Natural Health News — In cases of sepsis – a type of systemic infection – a deficiency of zinc can cause an amplified and potentially deadly immune response, according to recent research.
Scientists at Ohio State University have identified a critical immune system pathway that relies on zinc to stop overproduction of an inflammatory protein that if left unchecked, can start to destroy healthy cells.
“When the body detects an infection, zinc is recruited to help produce immune response proteins, and then it’s used to stop their production,” said lead author Daren Knoell, PharmD, PhD, a professor of pharmacy and internal medicine at Ohio State. “But zinc deficiency during sepsis appears to cause a catastrophic malfunctioning of the system, resulting in a magnified and prolonged inflammatory response.”
An on-off switch
To help identify genes and signalling pathways that may be influenced by zinc, Knoell and his team performed a complex genetic analysis of lung tissue taken from zinc-deficient mice with sepsis. They found that in the presence of sepsis, multiple networks and pathways were impacted by the zinc deficiency.

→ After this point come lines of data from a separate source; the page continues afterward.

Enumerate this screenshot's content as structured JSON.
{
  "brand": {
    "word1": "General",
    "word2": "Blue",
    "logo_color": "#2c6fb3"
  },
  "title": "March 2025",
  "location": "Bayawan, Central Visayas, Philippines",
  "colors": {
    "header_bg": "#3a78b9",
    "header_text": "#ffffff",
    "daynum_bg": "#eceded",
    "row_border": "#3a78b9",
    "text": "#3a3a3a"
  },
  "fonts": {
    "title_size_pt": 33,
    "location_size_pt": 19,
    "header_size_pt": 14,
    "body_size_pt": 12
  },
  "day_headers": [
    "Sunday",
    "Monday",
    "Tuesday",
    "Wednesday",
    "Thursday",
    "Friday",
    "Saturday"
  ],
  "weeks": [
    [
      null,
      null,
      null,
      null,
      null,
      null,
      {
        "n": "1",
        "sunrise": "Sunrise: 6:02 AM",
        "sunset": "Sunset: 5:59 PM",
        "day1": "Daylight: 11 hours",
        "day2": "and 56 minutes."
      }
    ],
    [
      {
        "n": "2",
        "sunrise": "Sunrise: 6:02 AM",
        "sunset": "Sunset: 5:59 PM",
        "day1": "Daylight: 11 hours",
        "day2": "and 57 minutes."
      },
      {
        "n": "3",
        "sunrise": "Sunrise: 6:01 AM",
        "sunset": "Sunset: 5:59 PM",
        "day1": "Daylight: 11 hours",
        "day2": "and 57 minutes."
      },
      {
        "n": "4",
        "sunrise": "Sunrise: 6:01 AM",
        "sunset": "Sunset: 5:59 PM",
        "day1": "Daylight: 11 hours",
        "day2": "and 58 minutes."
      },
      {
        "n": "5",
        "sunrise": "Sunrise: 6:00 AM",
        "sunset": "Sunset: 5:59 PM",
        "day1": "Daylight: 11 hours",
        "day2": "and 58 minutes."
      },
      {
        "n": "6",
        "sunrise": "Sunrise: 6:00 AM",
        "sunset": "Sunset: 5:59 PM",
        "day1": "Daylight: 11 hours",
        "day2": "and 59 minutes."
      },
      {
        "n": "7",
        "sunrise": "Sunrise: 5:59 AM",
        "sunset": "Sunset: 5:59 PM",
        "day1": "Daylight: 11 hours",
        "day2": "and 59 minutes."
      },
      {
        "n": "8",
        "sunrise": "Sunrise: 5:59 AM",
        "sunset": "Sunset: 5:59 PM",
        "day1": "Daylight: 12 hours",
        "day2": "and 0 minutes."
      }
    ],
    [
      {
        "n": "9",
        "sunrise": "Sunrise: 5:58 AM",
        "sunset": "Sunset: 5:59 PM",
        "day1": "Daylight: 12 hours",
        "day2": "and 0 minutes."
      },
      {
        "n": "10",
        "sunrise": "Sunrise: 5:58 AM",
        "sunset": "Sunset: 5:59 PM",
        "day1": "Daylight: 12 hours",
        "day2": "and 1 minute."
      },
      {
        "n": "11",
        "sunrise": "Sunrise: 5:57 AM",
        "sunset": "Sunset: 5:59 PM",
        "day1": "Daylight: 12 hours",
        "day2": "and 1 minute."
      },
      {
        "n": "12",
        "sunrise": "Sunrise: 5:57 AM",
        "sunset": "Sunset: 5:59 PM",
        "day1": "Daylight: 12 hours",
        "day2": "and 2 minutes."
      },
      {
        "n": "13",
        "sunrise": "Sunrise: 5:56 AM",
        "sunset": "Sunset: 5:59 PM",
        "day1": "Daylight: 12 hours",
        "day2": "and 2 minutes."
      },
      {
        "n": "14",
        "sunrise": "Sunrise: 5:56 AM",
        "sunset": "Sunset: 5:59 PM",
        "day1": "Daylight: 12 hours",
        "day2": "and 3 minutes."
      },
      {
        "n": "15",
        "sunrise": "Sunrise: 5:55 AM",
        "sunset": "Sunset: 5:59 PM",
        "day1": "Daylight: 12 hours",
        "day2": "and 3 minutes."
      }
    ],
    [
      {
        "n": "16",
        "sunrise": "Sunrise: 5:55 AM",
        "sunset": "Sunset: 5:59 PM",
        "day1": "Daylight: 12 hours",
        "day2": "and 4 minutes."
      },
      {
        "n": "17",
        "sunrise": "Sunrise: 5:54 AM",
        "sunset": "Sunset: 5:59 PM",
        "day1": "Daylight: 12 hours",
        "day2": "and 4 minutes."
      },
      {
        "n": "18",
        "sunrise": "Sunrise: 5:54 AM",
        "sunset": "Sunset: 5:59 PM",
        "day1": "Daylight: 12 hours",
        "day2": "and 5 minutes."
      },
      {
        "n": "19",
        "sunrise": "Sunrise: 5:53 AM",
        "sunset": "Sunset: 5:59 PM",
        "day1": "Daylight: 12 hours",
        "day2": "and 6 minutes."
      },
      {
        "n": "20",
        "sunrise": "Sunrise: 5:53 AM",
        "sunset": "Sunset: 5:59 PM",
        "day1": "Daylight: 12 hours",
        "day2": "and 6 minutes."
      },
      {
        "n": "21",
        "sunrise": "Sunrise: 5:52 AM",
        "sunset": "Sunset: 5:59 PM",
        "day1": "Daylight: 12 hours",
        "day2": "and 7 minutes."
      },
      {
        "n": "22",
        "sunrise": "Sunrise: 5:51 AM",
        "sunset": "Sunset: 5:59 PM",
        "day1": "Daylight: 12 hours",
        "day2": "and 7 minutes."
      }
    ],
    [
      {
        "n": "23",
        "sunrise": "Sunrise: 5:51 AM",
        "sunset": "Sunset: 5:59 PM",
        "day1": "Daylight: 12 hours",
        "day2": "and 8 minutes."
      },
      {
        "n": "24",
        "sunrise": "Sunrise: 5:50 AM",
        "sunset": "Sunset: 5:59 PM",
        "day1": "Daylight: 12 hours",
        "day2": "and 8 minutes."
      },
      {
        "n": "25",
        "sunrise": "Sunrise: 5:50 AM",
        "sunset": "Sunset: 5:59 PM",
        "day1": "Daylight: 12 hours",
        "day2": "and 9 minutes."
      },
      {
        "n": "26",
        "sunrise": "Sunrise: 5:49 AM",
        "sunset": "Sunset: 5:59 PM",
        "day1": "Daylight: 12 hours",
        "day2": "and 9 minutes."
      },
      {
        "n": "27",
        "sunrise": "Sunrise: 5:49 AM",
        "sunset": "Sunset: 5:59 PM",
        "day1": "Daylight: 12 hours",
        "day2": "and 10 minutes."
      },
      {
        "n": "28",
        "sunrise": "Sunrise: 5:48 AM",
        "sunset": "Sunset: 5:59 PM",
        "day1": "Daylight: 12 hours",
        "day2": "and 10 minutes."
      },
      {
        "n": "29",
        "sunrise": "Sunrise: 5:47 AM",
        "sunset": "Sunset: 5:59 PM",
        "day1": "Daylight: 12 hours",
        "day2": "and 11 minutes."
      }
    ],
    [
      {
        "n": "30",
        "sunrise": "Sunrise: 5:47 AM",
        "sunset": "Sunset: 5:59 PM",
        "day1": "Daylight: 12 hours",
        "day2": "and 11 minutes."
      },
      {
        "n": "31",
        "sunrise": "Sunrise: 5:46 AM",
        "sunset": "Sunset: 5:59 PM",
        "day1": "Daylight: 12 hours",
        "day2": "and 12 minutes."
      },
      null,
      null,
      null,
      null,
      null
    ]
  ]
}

One of the most significant of these was one called the JAK-STAT3 pathway and the production of serum amyloid A (SAA) – a protein which has only recently been identified as a key player in the body’s immune response.
This pathway, say the researchers, keeps giving the genes the “on” signal, and continues production of this inflammatory protein. But adequate zinc moderates the pathway that controls the “on-off switch” of genes that produce immune response proteins, preventing the inflammation they cause from harming healthy tissue.
A hard to treat infection
Sepsis, a complication resulting from a systemic infection, is a leading cause of death in intensive care units. As many as 20% of people who develop sepsis will die, not from the infection itself – but from the overload of inflammatory chemical signals created by the immune system which ultimately leads to organ failure.
Knoell says a next step is to see if these recent findings apply to humans “Once we can determine at risk patients, then we can start a much more systematic evaluation of zinc supplementation,” Knoell said. “With so few interventions available for sepsis, I’m hopeful we’ll see more energy around developing a zinc-based therapy in the next few years.”
While the findings in the journal PLOS One seem to suggest that zinc supplementation could benefit patients at risk for sepsis, Knoell says it’s not that simple.
Determining zinc’s role in sepsis is challenging. Next to iron, zinc is the most abundant mineral in the human body, interacting with as many as 10,000 proteins within the genome. While scientists have known that zinc is essential to human health and the immune system for hundreds of years, until recently, very little was known about how it functions on a molecular level.